For the given prompt to assess the accuracy of McLuhan’s “hot” and “cold” media theory, I provide the example of NieR Automata — a video game developed by Square Enix — to prove the outdatedness and illegitimacy of categorizations of forms of media by their mandated or assumed level of user participation and “thought”.
To begin, it stands to be noted that I agree wholeheartedly with his statement that the medium is the message. As I will explain through this post, NieR Automata is a piece that would not function to a fifth of a percent as well as it does in storytelling if it were portrayed in any medium other than a video game. It would not work as an art form in the way that it does without the strength and interactivity of the medium in context of its message.
(As a side note, so this doesn’t come off as the heated ramblings of a nerd, it stands to be noted that NieR automata received NAVGTR nominations and awards for “Best Writing in a Drama”, “Character Development”, “Camera Direction”, “Best Score”, and many more. This is a piece of artwork that is internationally acknowledged, despite being frequently ignored due to it’s medium by professionals in the art and design scene.)
To summarize for context, NieR Automata is a game about philosophy that hides its true intention under layers of analysis and attention to detail. It is a game that requires being played through five times, despite giving no mandate that the player do so. On your first playthrough, it intentionally presents itself as a very non-serious arcade-style game, wherein you are an android with a sidekick that is deployed to save the earth by killing robots: A very stereotypically fighter-type videogame that is meant to be played for fun with no deeper meaning. In this first playthrough, the medium itself is red hot. Everything is provided for you, and you are — by design — intended to play through it mindlessly for simple enjoyment with little work needed to be done for interpretation or “definition”. When you beat the game, there is a small hint saying you should play it again, but — by design — you feel satisfaction having done your job, beat the bad guys, and having needed little participation other than holding the controller to have enjoyed the piece.

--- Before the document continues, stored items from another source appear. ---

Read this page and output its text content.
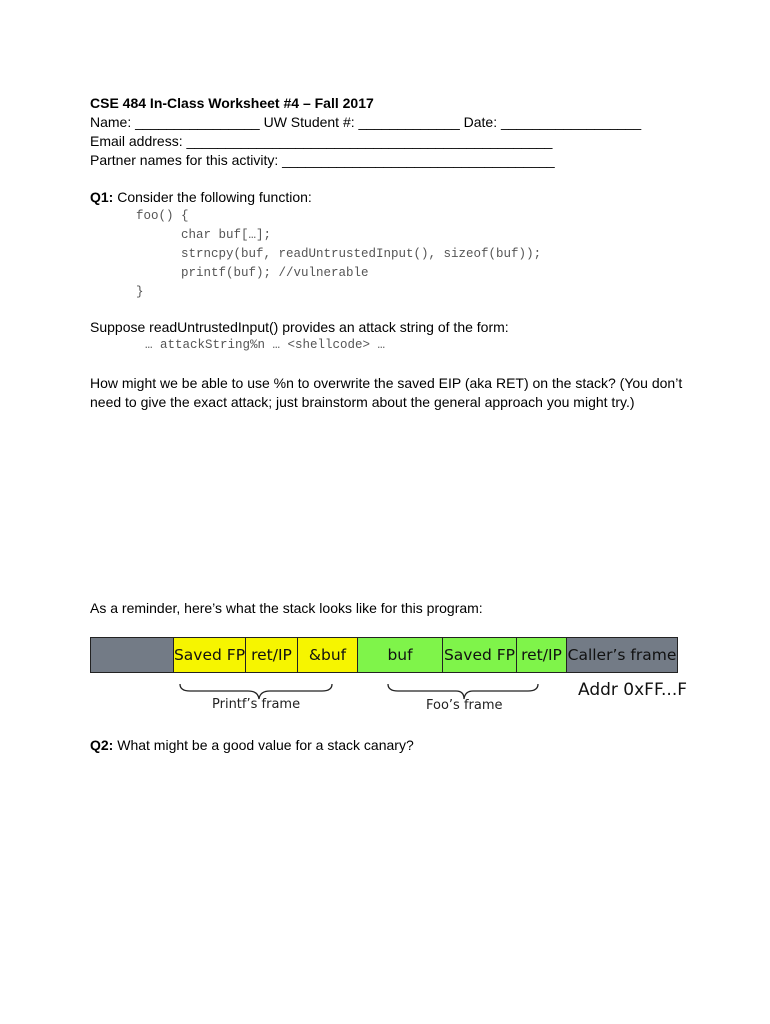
CSE 484 In-Class Worksheet #4 – Fall 2017
Name: ________________ UW Student #: _____________ Date: __________________
Email address: _______________________________________________
Partner names for this activity: ___________________________________
Q1: Consider the following function:
foo() {
char buf[…];
strncpy(buf, readUntrustedInput(), sizeof(buf));
printf(buf); //vulnerable
}
Suppose readUntrustedInput() provides an attack string of the form:
… attackString%n … <shellcode> …
How might we be able to use %n to overwrite the saved EIP (aka RET) on the stack? (You don’t need to give the exact attack; just brainstorm about the general approach you might try.)
As a reminder, here’s what the stack looks like for this program:
Saved FP ret/IP	&buf	buf	Saved FP ret/IP Caller’s frame
Printf’s frame	Foo’s frame
Addr 0xFF...F
Q2: What might be a good value for a stack canary?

It is in pressing the “New Game” button that the application of McLuhan’s theory falls apart, and the true nature of the piece reveals itself. This time, you play as the goofy sidekick, who is useless in combat (the purpose of the original playthough) but has the added “gimmick” that he can read the robot’s thoughts. It is through playing through the game again as the useless sidekick that the meaning of the story gets flipped on it’s head, and the dark philosophical underbelly of the piece becomes clear. Through an understanding of your opponents’ thoughts, you learn that they view you identically to how you view them — and that there are a variety of different schools of ethical thought at play in how you determine your actions through the game, through deep analysis of rule-utilitarianism through the applications of socialism versus laissez-faire capitalism. While it is far too complicated for me to continue to summarize, I fully encourage you to research it — or just play it — to truly understand the depth of this game, and how it intentionally causes the viewer / player to analyze their own thoughts of the world outside of the game, their political beliefs, their ethics and definition of virtue, and even in a final masterstroke, question whether or not videogames can be used as a true and respected art form, or if they are limited to being just silly things meant for enjoyment — all through the relationships of the various parties, factions, and characters within the same plotline, played through multiple times from multiple perspectives. I consider it the video game equivalent of Ender’s Game in relation to its sequels. A true masterstroke.
It is at this point that I would entirely view this game as an example of the coldest piece of media I have ever experienced, despite previously and concurrently being an unimaginably hot piece of media. Not only are you experiencing it in “high definition”, but it now requires you to analyze your views of life, research various political and ethical topics, and fully call into question your ethical views on psychological concepts like in-group and out-group and how they apply to your own life. Not once have I ever experienced even a book, as a frequent reader of philosophy, ethics, and psychological theory, that has called such active participation and interpretation (to such a degree as the internal analysis of self.) as this video game.
In the same manner that this video game proves that any medium can be either infinitely cold or infinitely hot by McLuhan’s theories, I put forward the claim that this is only one example from the infinite possible examples that the “hotness” or “coldness” of a medium is decided entirely by it’s use and by the level of participation put forth by the viewer themselves, based upon the infinite complexities of the persona that lead them to that viewing of that media. A book can either be low definition and require high user participation, but could also be a book designed as to be high definition in a masterstroke to defy the medium. A movie could be considered hot, but if it is a movie designed to call into question the world itself and call in outside thought and personal interpretation to fully understand the levels of detail and complexities of itself, does that not make it also cold?
It is for this reasoning that I explain that McLuhan’s theory of hot and cold are completely irrelevant and in many ways restrictive to the content creators of every medium — an attempt to categorize and minimize the infinite complexity of the human mind and ability to make individual meanings of every medium from the viewer, and a limitation upon the content creator themselves. It is for this reason that I strongly dislike this theory and disagree with it.